Saturday, October 27, 2007

Venezuela, Cuba deepen their many-sided ties

Venezuelan President Hugo Chavez’s visit to Cuba Oct. 13-15 was distinguished by poetic homage to revolutionary Latin American heroes and by practical agreements aimed at strengthening both the Venezuelan-Cuban alliance and regional economic independence.

The visit roughly coincided with worldwide observances of the 40th anniversary of Che Guevara’s capture and murder by CIA-assisted Bolivian soldiers in October 1967. Chavez broadcast his weekly television program from the memorial and museum complex in Santa Clara dedicated to Cuba’s internationalist hero. The day before he talked for four hours with Cuban President Fidel Castro.

The program included another long conversation with Castro and lengthy exchanges with Che’s surviving family members and comrades.

In his conversation with Castro, Chavez noted that Che had thought about joining guerrilla struggles in Venezuela against the U.S.-backed regime during that period. He also recalled Castro’s 1991 prediction that “In just a few years the revolutionary forces will arise in Latin America again [and that] Bolívar’s great homeland will play a decisive role.”

Castro replied: “We are seeing Che’s prophecy come true in Venezuela, Bolivia and Ecuador. There is an ever-increasing awakening of peoples’ consciousness in Latin America. This is part of the Bolivarian idea of regional brotherhood.”

Affirming Cuba’s commitment to the Venezuela’s Bolivarian Revolution, Castro quoted Jose Marti, the Cuban national hero: “Should Venezuela command me to do anything, she will find a son in me.”

Chavez extolled Castro as a “sower of awareness [and] the father of all revolutionaries in this continent.” He emphasized, “We have a commitment to sow again and to harvest in order to save humanity. Only socialism can save humanity.”

In Havana, on Oct. 15, Chavez and acting Cuban President Raul Castro signed 21 economic agreements, including the creation of joint ventures to build cement factories, develop commercial fishing, conduct petrochemical research, and exploit nickel and oil deposits. They also signed agreements to expand telecommunication capabilities, including Cuba’s Internet service, and to build a tourist hotel.

At the signing ceremony, Raul Castro said ties between Cuba and Venezuela have grown within the context of the Bolivarian Alternative for the Americas (ALBA), initiated by Cuba and Venezuela in 2001 and since joined by Nicaragua and Bolivia.

Raul Castro noted that the founding document declared, “Commerce and investment must not be ends in themselves, but instruments for achieving a just and sustainable development, since true Latin American integration can not be the blind creature of the market.”

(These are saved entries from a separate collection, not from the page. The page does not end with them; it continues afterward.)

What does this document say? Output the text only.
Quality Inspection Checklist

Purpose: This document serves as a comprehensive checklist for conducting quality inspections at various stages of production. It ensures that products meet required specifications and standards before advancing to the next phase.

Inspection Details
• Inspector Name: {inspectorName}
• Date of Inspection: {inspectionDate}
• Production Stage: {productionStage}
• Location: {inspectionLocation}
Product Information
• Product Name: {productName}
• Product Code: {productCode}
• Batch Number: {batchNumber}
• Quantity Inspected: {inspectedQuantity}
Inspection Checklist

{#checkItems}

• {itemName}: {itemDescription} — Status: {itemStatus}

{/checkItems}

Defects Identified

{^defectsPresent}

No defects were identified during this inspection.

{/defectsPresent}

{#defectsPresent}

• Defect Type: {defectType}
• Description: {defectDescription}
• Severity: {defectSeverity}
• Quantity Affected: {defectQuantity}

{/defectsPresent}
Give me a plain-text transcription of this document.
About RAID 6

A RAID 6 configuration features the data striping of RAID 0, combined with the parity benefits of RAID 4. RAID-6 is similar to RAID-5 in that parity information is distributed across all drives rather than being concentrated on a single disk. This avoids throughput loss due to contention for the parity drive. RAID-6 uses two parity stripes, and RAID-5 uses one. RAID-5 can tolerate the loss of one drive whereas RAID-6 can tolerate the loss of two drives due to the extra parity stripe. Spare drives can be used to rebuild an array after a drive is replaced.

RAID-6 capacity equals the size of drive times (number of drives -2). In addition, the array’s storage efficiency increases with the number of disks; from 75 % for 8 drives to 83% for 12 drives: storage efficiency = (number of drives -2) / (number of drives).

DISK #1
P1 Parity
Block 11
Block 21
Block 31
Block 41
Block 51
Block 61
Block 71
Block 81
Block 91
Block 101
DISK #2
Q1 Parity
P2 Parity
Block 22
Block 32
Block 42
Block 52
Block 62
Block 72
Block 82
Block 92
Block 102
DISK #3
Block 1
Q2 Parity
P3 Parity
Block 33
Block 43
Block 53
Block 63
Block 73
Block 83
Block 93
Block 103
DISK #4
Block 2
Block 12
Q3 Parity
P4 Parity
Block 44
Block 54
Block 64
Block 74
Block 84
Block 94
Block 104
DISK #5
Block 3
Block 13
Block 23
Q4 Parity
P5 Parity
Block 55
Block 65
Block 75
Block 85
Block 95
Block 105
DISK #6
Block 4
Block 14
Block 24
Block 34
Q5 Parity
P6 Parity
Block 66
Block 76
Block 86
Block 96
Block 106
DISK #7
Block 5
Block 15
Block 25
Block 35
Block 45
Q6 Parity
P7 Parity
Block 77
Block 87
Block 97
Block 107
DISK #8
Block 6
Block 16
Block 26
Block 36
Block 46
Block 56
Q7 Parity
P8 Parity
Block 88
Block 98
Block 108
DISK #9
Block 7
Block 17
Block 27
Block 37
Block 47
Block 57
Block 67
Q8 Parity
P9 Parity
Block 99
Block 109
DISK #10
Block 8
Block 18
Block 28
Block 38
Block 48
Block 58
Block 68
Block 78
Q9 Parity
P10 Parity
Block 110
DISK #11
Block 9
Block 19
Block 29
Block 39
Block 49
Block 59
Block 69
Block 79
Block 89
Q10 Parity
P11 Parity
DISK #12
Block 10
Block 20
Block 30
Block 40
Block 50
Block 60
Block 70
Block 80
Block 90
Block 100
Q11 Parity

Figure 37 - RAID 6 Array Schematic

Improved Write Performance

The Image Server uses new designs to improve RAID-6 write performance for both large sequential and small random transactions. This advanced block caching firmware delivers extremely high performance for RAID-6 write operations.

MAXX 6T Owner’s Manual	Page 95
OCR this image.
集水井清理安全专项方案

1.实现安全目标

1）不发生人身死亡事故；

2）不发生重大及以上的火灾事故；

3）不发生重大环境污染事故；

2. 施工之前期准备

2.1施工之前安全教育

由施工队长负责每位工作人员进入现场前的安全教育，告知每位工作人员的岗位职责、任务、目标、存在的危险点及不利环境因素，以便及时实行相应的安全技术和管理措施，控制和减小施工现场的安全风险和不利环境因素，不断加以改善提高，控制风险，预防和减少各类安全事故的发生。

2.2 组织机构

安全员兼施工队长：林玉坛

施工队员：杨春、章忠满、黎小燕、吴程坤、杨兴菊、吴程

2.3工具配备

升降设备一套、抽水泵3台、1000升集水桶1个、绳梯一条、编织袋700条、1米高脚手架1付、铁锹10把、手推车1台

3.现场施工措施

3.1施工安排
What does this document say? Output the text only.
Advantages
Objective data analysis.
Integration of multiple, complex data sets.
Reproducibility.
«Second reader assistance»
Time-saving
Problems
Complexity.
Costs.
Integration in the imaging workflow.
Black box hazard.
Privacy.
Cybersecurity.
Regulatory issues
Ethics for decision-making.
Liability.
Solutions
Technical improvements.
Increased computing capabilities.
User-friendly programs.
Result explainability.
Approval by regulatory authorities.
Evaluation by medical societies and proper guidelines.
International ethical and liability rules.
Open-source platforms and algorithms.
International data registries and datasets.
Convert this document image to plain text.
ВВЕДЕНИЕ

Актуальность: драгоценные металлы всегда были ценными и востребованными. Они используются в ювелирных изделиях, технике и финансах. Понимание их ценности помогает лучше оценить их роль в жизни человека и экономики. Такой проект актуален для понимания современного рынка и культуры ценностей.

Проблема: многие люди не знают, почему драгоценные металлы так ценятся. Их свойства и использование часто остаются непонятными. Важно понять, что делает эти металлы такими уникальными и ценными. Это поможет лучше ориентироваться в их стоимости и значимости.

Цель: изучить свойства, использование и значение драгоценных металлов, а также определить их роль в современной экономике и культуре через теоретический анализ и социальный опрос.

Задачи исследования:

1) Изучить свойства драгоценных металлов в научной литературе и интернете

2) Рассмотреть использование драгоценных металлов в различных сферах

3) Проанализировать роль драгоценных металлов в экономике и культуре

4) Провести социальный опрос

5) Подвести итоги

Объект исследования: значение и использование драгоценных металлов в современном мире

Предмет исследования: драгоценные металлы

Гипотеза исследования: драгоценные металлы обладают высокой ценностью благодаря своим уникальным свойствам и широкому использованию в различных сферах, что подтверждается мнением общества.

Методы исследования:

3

The day before, Chavez had journeyed to Cienfuegos, on Cuba’s southern shore, to inaugurate a refinery and industrial complex being built by a Venezuelan-Cuban joint venture. He congratulated workers for nearly completing the Camilo Cienfuegos Refinery with its anticipated daily capacity of 65,000 barrels of crude oil.

Chavez pointed to the area’s refinery, petrochemical complex, and re-gasification plant (with Venezuela supplying the liquid natural gas) as examples of ALBA in action, adding, “The union of Cuba and Venezuela is demonstrating how to make a regional power.”

Manufacturing plans at the complex include the production of oil by-products, plastic goods, fertilizer, cosmetics and cleaning materials.